A sample of a radioactive isotope is found to have lost 39.9% of its original activity after 8.57 days. What is the decay constant of this isotope?

1 Answer
Jul 28, 2016

Answer:

#6.88 * 10^(-6)"s"^(-1)#

Explanation:

As you know, radioactive decay is a first-order reaction described by the integrated rate law

#color(blue)(|bar(ul(color(white)(a/a) ln("A") = - lamda * t + ln("A"_0) color(white)(a/a)|)))#

Here

#"A"_0# - the initial activity of the radioactive sample
#"A"# - the activity of the radioactive sample after a period of time #t#
#lamda# - the decay constant

You can rearrange the above equation to solve for #lamda#

#-lamda * t = ln("A") - ln("A"_0)#

#lamda = (ln("A"_0) - ln("A"))/t#

which gets you

#color(purple)(|bar(ul(color(white)(a/a)color(black)(lamda = ln("A"_0/"A")/t)color(white)(a/a)|)))#

In your case, you know that it takes #8.57# days for the activity of the sample to decrease by #39.9%# of its original value. This is equivalent to saying that after #8.57# days, the sample is left with an activity that is

#"A" = 100% - 39.9% = 60.1%#

of its original value.
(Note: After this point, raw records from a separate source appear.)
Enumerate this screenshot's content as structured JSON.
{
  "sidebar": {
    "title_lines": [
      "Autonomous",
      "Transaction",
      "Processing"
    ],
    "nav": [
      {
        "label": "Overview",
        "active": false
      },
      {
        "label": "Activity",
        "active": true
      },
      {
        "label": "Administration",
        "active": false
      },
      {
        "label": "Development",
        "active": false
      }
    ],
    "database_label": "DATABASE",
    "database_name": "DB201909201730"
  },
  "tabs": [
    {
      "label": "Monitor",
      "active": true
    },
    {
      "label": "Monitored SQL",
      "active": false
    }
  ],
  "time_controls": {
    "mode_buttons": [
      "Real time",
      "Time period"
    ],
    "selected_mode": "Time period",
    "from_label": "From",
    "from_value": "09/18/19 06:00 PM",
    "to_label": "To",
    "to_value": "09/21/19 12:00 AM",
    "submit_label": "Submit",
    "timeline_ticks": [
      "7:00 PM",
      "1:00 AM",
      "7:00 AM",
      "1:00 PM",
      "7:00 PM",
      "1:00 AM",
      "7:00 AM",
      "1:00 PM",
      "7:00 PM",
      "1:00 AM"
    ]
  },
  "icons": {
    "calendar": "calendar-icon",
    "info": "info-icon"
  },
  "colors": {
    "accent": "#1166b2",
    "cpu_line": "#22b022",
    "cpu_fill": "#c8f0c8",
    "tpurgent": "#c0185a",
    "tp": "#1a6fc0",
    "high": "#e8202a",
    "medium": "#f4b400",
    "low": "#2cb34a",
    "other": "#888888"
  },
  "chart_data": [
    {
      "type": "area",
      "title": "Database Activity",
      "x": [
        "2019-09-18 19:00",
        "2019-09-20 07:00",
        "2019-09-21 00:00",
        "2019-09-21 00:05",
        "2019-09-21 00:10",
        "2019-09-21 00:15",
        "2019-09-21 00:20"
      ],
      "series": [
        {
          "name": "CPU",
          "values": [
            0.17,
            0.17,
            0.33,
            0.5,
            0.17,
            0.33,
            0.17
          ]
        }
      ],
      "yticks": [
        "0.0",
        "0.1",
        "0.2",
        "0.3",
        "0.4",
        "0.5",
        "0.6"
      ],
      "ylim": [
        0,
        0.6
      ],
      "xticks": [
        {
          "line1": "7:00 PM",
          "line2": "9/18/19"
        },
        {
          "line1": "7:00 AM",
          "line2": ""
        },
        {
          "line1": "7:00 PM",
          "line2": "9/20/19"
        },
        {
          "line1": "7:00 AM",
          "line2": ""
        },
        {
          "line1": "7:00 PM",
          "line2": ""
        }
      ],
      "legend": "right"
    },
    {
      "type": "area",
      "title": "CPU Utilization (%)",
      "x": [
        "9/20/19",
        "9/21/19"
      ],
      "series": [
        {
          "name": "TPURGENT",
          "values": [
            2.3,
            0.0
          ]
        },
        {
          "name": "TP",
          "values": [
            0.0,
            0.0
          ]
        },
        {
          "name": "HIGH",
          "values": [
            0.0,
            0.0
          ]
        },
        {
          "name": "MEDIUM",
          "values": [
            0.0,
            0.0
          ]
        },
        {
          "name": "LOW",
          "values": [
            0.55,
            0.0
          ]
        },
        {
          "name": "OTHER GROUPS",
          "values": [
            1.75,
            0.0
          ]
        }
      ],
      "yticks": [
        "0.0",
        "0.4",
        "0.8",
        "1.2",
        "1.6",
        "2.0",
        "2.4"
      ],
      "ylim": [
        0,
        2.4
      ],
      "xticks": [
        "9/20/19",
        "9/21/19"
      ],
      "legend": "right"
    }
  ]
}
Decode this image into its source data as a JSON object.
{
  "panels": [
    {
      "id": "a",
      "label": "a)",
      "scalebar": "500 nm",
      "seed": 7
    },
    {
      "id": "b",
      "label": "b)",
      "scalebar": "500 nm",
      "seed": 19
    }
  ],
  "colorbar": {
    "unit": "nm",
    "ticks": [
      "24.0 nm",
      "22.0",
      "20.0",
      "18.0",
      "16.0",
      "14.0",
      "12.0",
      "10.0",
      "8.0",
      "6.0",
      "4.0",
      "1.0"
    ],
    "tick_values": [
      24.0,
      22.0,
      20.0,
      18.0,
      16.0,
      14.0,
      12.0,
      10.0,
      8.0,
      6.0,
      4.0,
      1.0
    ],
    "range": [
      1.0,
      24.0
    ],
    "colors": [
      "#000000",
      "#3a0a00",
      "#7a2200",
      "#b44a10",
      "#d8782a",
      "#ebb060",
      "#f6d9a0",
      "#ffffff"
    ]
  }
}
You can now plug in your values to find the value of the decay constant

#lamda = ln(100/60.1)/"8.57 days" = "0.05941 days"^(-1)#

Usually, the decay constant is expressed in #"s"^(-1)#. Since the problem doesn't specify which units to use for #lamda#, you can try your hand at converting this value to #"s"^(-1)#

#0.05941 1/color(red)(cancel(color(black)("days"))) * (1color(red)(cancel(color(black)("day"))))/(24 color(red)(cancel(color(black)("hrs")))) * (1color(red)(cancel(color(black)("hr"))))/(60color(red)(cancel(color(black)("min")))) * (1color(red)(cancel(color(black)("min"))))/"60 s" = color(green)(|bar(ul(color(white)(a/a)color(black)(6.88 * 10^(-6)"s"^(-1))color(white)(a/a)|)))#

The answer is rounded to three sig figs.